At the council’s May 28 meeting, members told planning staff to revise the Land Management Ordinance rather than move the RV rules into the town code of ordinances. That choice matters because the LMO covers both Elon’s municipal limits and its ETJ, while the town code would reach only properties inside the town line. Residents on the edges of Elon have been part of the same complaint pattern as people inside town, and council members opted for a rule set that would apply consistently across that broader area.

The current rules are tight. In residential zoning districts, RVs generally cannot be parked in front of a home. They may be kept in a backyard or side yard only if they are screened or enclosed in a building, and even then the owner must pay a $60 zoning compliance permit. The ordinance also allows an RV to sit in front of a home for up to seven days per calendar year, whether those days are consecutive or not. For homeowners, that means routine front-yard or street-facing RV parking could draw zoning enforcement, while limited temporary parking would still be allowed.

AI-generated illustration
AI-generated illustration

Town planning staff said the debate sharpened after neighbor complaints led them to identify 42 RV violations in the ETJ. Elon then held two community meetings, on April 13 and April 26, with about 27 people attending. Staff reported that those residents were overwhelmingly opposed to the screening and permit requirements. In response, the town temporarily stopped enforcing the existing RV restrictions while the ordinance is rewritten.

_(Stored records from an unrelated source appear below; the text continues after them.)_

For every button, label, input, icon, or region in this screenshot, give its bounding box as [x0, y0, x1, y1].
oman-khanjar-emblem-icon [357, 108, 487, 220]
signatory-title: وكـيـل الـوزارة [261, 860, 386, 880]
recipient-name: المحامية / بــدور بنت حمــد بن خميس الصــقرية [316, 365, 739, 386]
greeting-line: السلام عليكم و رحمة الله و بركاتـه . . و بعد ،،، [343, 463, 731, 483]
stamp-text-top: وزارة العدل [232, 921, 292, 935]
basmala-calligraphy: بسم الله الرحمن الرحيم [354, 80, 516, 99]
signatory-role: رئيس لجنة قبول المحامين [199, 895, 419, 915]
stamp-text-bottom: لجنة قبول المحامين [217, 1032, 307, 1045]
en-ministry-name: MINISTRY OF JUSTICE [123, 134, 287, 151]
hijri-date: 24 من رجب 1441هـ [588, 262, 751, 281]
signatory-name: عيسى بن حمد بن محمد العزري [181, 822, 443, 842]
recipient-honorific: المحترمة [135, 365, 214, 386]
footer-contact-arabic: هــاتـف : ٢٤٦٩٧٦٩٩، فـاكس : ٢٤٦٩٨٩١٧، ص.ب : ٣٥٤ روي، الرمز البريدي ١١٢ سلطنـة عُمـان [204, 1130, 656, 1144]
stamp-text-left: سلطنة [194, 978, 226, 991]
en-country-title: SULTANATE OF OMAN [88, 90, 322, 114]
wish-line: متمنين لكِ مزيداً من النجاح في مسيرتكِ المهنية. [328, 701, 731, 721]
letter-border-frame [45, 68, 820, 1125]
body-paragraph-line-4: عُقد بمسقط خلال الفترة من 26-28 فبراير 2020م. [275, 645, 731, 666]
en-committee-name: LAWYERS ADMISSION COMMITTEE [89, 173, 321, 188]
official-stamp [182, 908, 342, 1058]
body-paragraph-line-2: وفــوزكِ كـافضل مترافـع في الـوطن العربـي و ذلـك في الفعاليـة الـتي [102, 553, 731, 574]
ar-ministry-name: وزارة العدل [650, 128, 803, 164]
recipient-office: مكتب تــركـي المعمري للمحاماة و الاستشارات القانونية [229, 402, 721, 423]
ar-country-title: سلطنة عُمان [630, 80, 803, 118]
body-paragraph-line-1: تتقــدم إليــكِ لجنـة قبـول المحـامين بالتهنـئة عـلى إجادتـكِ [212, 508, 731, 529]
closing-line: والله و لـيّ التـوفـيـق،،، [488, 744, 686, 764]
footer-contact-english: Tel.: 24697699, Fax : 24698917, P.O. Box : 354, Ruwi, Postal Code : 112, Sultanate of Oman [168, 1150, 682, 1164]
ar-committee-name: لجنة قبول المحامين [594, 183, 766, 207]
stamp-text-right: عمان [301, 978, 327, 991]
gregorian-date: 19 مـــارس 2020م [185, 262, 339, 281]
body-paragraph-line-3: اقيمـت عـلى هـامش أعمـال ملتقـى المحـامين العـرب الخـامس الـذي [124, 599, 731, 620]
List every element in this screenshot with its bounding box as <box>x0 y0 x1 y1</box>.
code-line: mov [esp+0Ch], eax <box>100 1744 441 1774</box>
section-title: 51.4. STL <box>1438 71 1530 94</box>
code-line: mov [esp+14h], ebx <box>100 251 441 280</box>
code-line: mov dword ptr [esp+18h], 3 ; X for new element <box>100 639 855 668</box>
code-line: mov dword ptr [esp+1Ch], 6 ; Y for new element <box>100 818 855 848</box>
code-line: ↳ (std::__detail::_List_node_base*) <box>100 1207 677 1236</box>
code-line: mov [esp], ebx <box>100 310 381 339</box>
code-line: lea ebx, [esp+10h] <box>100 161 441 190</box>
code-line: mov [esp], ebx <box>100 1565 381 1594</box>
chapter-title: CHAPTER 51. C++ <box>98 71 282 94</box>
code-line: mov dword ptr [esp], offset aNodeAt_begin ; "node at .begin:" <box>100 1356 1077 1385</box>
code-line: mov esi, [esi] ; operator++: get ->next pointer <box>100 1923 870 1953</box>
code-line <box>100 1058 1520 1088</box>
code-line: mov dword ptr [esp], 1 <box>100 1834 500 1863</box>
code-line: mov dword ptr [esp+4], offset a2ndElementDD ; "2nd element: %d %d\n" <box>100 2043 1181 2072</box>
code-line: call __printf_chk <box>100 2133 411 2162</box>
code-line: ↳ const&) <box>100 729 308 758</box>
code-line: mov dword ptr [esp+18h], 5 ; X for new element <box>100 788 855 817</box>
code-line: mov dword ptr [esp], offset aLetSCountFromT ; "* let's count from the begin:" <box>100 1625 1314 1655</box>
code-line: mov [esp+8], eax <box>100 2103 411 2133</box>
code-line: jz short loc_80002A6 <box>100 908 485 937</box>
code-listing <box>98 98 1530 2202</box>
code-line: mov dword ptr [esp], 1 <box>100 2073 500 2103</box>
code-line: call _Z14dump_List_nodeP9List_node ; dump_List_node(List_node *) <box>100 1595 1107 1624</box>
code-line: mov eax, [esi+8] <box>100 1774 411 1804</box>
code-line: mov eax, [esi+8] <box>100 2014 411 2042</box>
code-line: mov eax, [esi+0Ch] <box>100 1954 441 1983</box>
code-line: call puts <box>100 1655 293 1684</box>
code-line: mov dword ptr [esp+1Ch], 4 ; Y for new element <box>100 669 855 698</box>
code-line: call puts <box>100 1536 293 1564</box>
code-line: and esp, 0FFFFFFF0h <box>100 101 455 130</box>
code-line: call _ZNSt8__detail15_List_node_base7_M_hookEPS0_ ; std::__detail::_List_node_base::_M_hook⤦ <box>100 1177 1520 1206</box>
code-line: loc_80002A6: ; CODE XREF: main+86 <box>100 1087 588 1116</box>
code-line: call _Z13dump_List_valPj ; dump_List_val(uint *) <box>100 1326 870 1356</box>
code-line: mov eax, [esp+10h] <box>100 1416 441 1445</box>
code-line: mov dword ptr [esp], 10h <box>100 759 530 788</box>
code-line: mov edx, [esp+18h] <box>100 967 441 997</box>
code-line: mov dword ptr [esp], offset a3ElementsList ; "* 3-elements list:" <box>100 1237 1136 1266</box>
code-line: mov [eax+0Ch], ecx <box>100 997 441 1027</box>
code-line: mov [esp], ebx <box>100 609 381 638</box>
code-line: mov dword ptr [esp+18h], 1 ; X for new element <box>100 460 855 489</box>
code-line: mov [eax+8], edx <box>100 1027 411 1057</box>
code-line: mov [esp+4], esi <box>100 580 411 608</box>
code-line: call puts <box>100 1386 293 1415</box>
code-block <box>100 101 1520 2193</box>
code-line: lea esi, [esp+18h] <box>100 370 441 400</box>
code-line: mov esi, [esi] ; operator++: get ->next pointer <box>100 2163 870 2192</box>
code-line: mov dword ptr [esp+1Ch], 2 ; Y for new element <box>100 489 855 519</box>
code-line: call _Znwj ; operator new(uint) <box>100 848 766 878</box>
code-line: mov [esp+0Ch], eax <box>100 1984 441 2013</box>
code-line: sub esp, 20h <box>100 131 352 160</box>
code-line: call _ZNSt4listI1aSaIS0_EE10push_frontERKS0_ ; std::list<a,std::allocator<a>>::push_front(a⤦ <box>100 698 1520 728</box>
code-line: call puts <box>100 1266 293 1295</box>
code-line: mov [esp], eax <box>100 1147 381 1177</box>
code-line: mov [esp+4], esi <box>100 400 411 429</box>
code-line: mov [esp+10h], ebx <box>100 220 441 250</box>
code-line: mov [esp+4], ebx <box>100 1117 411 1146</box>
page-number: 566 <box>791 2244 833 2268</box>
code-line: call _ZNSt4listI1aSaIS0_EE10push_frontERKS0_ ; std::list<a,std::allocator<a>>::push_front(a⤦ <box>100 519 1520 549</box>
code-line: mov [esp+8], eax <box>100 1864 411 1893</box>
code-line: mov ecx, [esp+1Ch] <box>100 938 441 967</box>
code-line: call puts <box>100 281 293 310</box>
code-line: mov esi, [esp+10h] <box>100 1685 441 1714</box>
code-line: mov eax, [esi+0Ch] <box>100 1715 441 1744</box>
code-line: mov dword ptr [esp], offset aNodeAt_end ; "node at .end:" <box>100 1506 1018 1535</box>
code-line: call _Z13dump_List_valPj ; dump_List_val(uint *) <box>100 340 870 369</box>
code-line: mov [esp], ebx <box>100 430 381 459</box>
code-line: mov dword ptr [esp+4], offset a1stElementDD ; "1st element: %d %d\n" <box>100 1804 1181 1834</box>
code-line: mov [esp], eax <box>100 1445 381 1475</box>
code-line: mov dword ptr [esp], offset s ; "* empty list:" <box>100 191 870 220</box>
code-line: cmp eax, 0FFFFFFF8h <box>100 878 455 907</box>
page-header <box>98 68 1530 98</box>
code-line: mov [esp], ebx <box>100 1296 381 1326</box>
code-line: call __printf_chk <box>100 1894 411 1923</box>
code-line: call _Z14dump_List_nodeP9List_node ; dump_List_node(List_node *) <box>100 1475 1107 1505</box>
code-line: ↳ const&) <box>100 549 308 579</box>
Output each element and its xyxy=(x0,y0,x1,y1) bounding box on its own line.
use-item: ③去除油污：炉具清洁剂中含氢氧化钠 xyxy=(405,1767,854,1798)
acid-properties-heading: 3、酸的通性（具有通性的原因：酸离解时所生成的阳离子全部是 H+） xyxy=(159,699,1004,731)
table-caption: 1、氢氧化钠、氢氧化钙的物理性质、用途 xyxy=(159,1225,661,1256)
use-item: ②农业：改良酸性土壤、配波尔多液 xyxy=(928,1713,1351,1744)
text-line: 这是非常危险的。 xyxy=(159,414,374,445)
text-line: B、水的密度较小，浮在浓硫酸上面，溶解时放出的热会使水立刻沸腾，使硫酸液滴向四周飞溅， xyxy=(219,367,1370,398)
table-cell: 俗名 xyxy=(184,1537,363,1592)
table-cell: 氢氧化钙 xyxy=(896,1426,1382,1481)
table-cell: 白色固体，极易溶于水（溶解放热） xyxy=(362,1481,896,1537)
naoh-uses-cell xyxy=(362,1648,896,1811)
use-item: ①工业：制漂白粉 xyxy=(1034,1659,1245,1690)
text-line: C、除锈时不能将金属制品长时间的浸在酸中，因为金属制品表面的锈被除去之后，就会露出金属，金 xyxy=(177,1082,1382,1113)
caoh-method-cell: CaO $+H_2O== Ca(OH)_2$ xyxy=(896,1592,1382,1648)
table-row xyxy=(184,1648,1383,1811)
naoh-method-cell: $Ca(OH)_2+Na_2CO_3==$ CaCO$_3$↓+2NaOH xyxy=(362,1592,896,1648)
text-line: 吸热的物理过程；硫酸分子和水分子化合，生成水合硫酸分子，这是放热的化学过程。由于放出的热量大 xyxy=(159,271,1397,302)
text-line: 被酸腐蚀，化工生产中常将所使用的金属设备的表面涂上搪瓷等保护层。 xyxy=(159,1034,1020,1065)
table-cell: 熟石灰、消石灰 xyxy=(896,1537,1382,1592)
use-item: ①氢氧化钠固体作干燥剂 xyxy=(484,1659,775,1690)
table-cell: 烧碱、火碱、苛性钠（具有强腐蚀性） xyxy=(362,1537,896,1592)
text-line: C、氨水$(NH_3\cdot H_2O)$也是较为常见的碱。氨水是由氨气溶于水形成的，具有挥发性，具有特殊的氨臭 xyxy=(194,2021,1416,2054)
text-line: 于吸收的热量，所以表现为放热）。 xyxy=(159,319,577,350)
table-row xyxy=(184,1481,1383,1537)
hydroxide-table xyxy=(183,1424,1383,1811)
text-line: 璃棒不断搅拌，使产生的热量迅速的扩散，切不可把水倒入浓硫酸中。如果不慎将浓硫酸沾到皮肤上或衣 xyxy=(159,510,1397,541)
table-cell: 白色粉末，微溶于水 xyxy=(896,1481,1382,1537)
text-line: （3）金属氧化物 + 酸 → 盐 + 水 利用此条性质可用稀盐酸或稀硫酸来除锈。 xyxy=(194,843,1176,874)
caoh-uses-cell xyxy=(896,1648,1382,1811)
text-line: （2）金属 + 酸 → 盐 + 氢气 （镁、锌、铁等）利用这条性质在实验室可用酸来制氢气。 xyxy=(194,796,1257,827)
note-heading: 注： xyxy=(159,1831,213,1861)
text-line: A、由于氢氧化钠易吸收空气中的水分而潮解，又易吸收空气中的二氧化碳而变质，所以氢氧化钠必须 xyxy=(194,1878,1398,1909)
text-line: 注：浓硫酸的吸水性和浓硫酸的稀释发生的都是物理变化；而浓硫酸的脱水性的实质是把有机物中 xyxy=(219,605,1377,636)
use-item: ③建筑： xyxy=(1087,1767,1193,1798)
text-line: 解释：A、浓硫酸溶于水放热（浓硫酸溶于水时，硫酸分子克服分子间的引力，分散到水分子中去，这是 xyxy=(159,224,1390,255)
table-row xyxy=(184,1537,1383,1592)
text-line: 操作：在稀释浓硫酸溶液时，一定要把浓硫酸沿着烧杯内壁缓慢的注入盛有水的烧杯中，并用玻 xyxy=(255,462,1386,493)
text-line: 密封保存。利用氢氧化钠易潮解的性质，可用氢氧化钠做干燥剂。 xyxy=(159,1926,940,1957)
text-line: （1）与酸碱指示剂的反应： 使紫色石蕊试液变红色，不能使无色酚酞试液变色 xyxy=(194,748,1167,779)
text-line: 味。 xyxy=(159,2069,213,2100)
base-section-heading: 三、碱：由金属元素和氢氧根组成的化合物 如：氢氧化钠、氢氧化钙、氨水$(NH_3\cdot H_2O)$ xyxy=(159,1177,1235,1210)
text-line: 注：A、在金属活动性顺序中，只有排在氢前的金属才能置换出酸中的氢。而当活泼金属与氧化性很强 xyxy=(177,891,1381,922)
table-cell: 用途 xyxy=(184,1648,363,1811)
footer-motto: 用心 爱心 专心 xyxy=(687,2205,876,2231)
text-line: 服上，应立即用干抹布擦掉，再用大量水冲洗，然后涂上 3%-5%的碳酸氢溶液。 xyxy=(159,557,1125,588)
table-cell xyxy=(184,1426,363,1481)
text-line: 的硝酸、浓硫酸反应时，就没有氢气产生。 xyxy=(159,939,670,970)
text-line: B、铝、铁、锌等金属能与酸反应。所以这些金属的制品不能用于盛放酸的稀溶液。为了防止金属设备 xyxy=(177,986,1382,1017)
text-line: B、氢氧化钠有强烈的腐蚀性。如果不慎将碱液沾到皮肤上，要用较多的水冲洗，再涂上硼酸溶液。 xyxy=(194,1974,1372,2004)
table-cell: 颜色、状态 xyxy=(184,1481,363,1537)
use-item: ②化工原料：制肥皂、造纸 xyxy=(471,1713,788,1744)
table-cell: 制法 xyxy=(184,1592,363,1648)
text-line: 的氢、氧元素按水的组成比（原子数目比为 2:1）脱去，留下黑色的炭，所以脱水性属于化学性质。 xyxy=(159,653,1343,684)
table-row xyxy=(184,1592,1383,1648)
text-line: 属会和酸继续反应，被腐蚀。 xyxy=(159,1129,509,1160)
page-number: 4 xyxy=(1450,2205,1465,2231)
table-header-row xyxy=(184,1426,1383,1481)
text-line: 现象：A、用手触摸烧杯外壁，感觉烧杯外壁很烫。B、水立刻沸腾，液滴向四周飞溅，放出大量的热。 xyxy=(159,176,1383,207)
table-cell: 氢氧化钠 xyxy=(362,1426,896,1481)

The dispute also reflects how Elon handles land-use regulation more broadly. The town’s planning and zoning staff process zoning permits, fence permits, rezoning requests, variances, appeals and ordinance interpretations, while the town says it contracts with Alamance County for building permit processing and inspections. Elon’s FAQ says most construction-related zoning applications carry a $60 processing fee, the same amount tied to the RV compliance permit. Under North Carolina law, cities can exercise planning authority in their corporate limits and in an ETJ, with extraterritorial representation required on planning-related boards. That gives Elon a legal path to keep RV rules in place outside town limits, and it sets a precedent for how the town may handle future code changes when neighborhood standards collide with property rights.